聽到姚知遠開口謝恒恍然大悟,感情這貨對招收魚幫還是賊心不死啊。
謝恒搖搖頭拒絕道:“多謝姚員外好意,我和兄弟逍遙慣了,受不得人管。”
姚知遠道:“謝賢侄不必急著拒絕,可以先考慮幾天。”
“不必了。”謝恒又不是傻子,先不說那五千兩拿不拿得到,投靠了姚知遠他自己的人身安全都會有問題,說不好哪天又不明不白的落水死了。
姚知遠不懷好意的說道:“謝賢侄確定不再考慮考慮,據我所知你們好像這些日子不太好過啊。”
他今天過來本就沒準備順利招安漁幫,主要還是來看謝恒到底死沒死,順便惡心他一把。
謝恒語氣含怒的說道:“我再說一次漁幫如何,用不著你操心,李毅!”謝恒叫過李毅:“替我送客!”
姚知遠遺憾道:“既然謝賢侄這么不領情,那今天就先告辭了,咱們,來日方長!”
說罷便帶著門外眾人走了。
謝恒臉色不善的看著姚知遠的背影:“李毅,等下派人去山寨讓姚昌先派些人過來,我有要事交待。”
……
書房。
去而復返的謝恒心情煩躁的把茶杯重重摔到桌上。
“這個姚知遠,真當我是泥捏的,敢這般在我臉上蹦跳,我今天非得給他點顏色看看。”
謝恒現在心情非常糟糕,從上個月起就一直被人威脅,真當他是好惹的不成。
相比謝恒的暴躁,趙知銓則是老神常在的說道:
“你就算報復了他又如何,能讓他元氣大傷嗎?”
謝恒想了想,無奈的搖了搖頭頭,他就算報復了姚知遠也不過讓對方惱火幾天,傷及元氣那是不太可能的。

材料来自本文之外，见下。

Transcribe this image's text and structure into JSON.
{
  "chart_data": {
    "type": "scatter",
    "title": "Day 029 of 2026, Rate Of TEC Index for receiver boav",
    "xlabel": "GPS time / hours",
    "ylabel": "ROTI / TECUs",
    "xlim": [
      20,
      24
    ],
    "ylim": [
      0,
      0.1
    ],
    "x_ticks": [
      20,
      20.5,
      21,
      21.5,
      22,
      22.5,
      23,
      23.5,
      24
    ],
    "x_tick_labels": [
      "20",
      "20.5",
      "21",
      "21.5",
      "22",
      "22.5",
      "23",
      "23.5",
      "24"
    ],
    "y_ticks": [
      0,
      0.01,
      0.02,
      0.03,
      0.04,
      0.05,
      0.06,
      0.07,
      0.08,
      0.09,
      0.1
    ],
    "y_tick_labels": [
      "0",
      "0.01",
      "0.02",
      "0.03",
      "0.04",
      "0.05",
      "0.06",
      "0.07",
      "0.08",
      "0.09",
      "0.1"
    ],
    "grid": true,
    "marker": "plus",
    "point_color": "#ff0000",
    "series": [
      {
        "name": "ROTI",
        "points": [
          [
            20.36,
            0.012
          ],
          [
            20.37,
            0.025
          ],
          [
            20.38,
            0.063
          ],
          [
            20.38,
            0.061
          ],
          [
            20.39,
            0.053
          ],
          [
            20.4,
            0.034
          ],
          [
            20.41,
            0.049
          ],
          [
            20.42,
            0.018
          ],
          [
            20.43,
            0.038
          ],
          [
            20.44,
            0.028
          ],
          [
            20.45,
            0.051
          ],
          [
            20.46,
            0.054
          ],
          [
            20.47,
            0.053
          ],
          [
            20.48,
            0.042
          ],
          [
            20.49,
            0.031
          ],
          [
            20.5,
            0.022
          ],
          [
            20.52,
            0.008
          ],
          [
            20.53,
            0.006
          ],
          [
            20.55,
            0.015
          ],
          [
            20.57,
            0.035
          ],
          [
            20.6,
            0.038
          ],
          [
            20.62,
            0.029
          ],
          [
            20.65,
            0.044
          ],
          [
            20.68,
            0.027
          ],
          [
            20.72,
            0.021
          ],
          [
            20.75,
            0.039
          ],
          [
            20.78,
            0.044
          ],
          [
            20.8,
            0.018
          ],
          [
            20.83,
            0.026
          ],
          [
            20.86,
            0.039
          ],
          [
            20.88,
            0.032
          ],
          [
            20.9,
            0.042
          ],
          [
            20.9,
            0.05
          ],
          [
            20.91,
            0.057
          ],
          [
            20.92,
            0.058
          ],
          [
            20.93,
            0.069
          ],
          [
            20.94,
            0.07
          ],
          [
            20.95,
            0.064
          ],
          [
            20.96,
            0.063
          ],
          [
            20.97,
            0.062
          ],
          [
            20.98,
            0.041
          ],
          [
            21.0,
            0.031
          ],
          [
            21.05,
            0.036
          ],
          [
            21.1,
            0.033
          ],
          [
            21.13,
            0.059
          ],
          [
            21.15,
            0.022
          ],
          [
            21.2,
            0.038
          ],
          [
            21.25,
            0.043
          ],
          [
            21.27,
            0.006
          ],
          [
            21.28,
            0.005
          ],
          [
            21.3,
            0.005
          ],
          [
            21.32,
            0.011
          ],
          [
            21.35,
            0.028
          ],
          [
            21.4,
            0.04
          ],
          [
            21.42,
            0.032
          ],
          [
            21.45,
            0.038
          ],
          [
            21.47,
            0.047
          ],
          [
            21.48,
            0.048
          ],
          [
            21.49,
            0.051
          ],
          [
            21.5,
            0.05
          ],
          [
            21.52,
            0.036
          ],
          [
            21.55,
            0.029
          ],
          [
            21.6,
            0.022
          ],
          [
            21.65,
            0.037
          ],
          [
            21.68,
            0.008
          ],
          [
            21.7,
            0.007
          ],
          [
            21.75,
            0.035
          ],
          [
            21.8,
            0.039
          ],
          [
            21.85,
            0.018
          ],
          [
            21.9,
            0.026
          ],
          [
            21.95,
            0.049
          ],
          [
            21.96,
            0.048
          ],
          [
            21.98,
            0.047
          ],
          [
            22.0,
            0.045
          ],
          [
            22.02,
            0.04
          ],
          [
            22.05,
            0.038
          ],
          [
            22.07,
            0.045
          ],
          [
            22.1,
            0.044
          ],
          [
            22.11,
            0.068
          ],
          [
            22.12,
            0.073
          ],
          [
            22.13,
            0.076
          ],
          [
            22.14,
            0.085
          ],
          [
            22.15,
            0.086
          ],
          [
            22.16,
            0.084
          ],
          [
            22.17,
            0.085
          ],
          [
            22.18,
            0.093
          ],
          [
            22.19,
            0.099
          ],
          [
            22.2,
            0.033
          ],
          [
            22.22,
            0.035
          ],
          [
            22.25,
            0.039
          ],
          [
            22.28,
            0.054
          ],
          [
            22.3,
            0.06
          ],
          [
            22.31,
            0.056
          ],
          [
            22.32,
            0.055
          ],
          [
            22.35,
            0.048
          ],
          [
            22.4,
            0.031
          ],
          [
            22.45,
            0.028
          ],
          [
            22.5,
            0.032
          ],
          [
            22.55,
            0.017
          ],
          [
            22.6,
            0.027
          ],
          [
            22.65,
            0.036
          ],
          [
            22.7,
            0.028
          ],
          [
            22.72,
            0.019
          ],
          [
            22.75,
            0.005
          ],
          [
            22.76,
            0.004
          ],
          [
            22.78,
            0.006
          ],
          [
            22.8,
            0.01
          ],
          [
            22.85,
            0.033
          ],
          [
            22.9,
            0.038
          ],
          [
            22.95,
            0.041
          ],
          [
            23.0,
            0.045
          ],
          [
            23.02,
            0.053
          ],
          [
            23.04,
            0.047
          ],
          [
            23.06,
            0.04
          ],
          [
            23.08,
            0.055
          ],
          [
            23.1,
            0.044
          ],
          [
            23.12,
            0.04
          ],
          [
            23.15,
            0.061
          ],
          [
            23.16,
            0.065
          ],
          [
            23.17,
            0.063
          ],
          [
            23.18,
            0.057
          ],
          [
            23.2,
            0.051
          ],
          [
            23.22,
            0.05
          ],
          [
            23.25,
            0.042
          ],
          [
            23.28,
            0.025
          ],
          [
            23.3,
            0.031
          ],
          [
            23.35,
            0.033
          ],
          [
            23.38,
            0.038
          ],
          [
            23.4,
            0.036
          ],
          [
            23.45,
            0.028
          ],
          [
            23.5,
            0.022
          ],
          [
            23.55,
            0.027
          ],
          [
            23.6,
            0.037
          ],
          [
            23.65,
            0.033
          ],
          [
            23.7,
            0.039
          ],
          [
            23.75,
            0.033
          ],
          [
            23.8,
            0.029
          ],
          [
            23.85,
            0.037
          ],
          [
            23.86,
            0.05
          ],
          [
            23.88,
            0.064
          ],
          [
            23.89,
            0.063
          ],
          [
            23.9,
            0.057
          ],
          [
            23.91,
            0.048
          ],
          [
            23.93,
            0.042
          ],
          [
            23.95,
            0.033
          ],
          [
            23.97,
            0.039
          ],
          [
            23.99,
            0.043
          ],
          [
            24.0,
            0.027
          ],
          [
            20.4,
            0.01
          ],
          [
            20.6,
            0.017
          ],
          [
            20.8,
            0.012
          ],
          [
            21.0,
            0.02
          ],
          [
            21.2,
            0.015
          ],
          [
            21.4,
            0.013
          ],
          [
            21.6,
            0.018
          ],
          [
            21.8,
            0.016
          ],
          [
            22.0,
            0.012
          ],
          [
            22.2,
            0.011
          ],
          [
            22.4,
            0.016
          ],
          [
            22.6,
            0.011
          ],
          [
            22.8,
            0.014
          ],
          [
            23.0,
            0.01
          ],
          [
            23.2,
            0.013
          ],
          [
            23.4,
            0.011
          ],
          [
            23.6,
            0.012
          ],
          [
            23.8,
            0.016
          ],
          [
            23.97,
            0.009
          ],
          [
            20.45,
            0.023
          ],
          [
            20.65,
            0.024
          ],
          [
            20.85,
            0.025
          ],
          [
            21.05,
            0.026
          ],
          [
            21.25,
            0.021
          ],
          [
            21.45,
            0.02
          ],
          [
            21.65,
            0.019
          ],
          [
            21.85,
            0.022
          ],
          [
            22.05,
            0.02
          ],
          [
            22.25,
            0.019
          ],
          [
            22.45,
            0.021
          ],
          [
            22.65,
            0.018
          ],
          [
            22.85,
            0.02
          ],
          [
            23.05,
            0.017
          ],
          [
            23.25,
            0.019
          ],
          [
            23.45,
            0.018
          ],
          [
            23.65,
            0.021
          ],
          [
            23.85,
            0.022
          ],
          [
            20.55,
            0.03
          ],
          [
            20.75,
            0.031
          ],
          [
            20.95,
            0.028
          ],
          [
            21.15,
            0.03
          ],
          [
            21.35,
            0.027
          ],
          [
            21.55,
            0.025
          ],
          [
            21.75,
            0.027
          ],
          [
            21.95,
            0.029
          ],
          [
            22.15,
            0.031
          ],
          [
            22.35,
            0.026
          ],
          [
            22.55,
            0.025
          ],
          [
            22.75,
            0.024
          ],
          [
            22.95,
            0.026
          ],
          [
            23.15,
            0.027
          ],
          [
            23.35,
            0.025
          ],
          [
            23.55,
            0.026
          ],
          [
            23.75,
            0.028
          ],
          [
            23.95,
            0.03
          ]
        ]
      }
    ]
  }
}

趙知銓道:“既然如此,又何必去做呢?不如先把鈔關搶了等時間成熟了,再給予對方致命一擊。”
謝恒有些不甘心的說道:“不報復他,我咽不下這口氣!”
他自然是知道這些道理,可他畢竟前世過的太順利了,眼下遇到這些事一時間就是忍不下那口氣。
趙知銓放下書勸道:“怎么就不能忍了,成大事者須得能屈能伸,昔日漢時韓信微末之時尚能忍下胯下之辱,現在你才遇到這么點事,難道不能忍了?”
“把肚量放大些,你要干大事就要摒棄個人好惡,做什么都得以利益為先,你肚量狹小,安能成大事乎?”
謝恒思考了片刻,搓了搓臉說道:“先生說的對,是我有些失態了。”
趙知銓擺擺手:“這倒沒什么,畢竟咱們還沒起事,起事后就得事事仔細斟酌了,有時候你的一個決定可能會影響數千萬人。”
謝恒點點頭道:“是,我以后會注意的,我這就叫李毅把人叫回來。”
趙知銓搖頭道:“不用,派了就派了吧,一幫之主豈有朝令夕改之理,再說給姚知遠一些教訓也好,只是人數不要太多,稍微意思一下就行。”
謝恒若有所思的看著趙知銓問道:“那倒是,先生你如此通曉這些道理,為何不自己干了,我實在有些好奇啊?”
趙知銓解釋道:“老夫是幕僚出身只能謀算,做不來決斷的活,只能做的朱升,做不得太祖,而你和你爹都是人主之相,生來便是要做大事的,況且我年事已高也沒那份心力去做了。”
“原來如此……”謝恒喃喃自語道。
他自然是不信趙知銓這份說辭的,老爹有人主之相他信,畢竟常德呼保義嗎,但是原主嗎,就只能笑笑了,不過趙知銓不說他也懶得追問下去,有些話問的多了反而不好。